If you want to get the Anomalies Email Alerts turned on, contact Client Experience.
Best practices
Depending on the chart, the filter availability differs.
Use the filters wisely, so that you feed a good set of data to the CleverInsights engine. Excessive filtering may result in insufficient data for an accurate anomaly detection. However, if you feed too much data (for example, too many previous years), your dataset may bee too outdated for meaningful detection.
Try different time ranges and other filters to find your best base for the analysis.
You can get different anomalies for the same period, depending on the baseline (time range) you set. For example, if your anomaly baseline spans two years (2021 and 2022), the expected range is calculated based on the data from these two years. If your baseline is just six months (Jan 2022–June 2022), the expected range takes into account the data only from these six months. Both baselines include the first half of the year 2022. However, because of a different baseline span, the anomalies found by Insights in these periods can be different.
To zoom in and out the charts, drag and drop the dots at the edge of the gray slide at the bottom of each chart. This lets you adjust the time range you want to look at without changing the baseline. You can also move the selected range along the slide. To do it, drag and drop the middle of the selected range.
Benchmarks
Gain insight into the market behavior and compare your subscription business with other businesses operating on the Cleverbridge customer lifetime value (CLV) platform.
Metrics in Benchmarks include only subscription business; all one-time sales are excluded.
The analyzed time frame is always past 12 months. The data is presented on two tabs:
- As an overview, cumulatively for the past 12 months.
- As a trend, presenting each month values for your business and for cohort median.
The cohort includes all the businesses within the set market traits.
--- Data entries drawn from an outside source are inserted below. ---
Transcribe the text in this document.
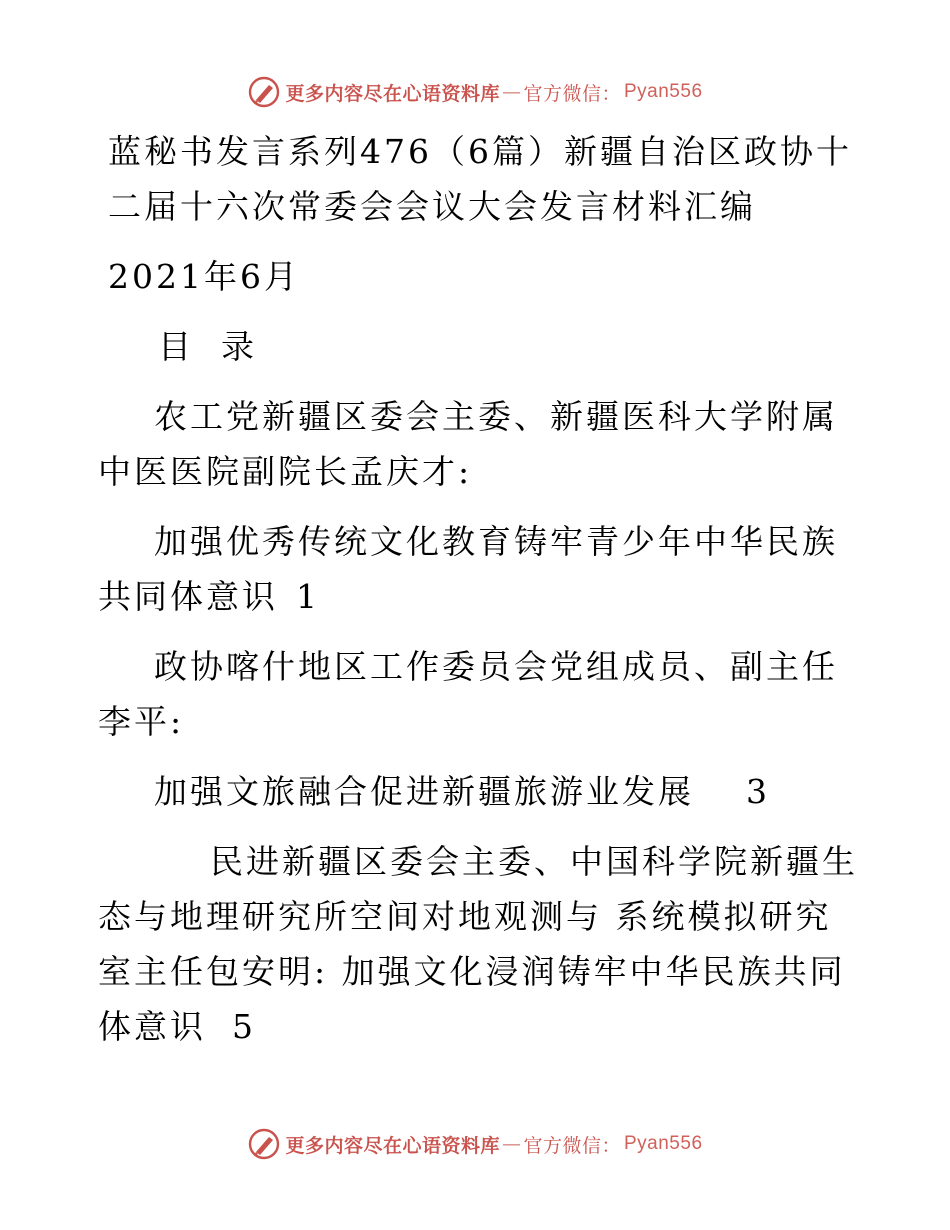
更多内容尽在心语资料库 — 官方微信： Pyan556

蓝秘书发言系列476（6篇）新疆自治区政协十二届十六次常委会会议大会发言材料汇编

2021年6月

目  录

农工党新疆区委会主委、新疆医科大学附属中医医院副院长孟庆才:

加强优秀传统文化教育铸牢青少年中华民族共同体意识 1

政协喀什地区工作委员会党组成员、副主任李平:

加强文旅融合促进新疆旅游业发展 3

民进新疆区委会主委、中国科学院新疆生态与地理研究所空间对地观测与 系统模拟研究室主任包安明: 加强文化浸润铸牢中华民族共同体意识 5

更多内容尽在心语资料库 — 官方微信： Pyan556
Market traits work similarly to filters and include:
- Client - only one client can be selected at a time
- Currency
- ARR
- Business Category
- AOV
- Industry
- Region
Fine-tuning
Adjust the market characteristics to your situation, so you get a meaningful comparison of your performance. In other words, model a business segment that you want to be compared to by adjusting the market traits of the cohort.
A client selling yearly-billed subscription products, operating in a B2B model, with ARR reaching above 10 million EUR, wants to check how other businesses in his segment are performing.
The client specifies the following cohort traits:
- Client: only one client can be selected at a time
- Currency: EUR
- ARR: Above 10 million
- Business Category: B2B
- AOV: ALL
- Industry: ALL
- Region: ALL
The client’s score is marked in blue.
The charts show a big divergence in the compared businesses. The span between the client’s ARR and the highest (upper) ARR present in the cohort creates a disproportional comparison. The client sees a similar lack of proportion also on the Orders and AOV charts. Therefore, further tuning of the cohort is needed.
The client sees the biggest divergence among AOV, so they narrow down that trait to compare their KPIs to other businesses within the AOV range between 30–99 EUR.
Now the traits are relevant, and the cohort is adjusted to the client’s situation. Moreover, the analysis shows the client performs better than the cohort median.
When the client changes the view to Trends, they can compare their own score with the cohort median per each month.
To find your best fit in the cohort, perform a similar tuning.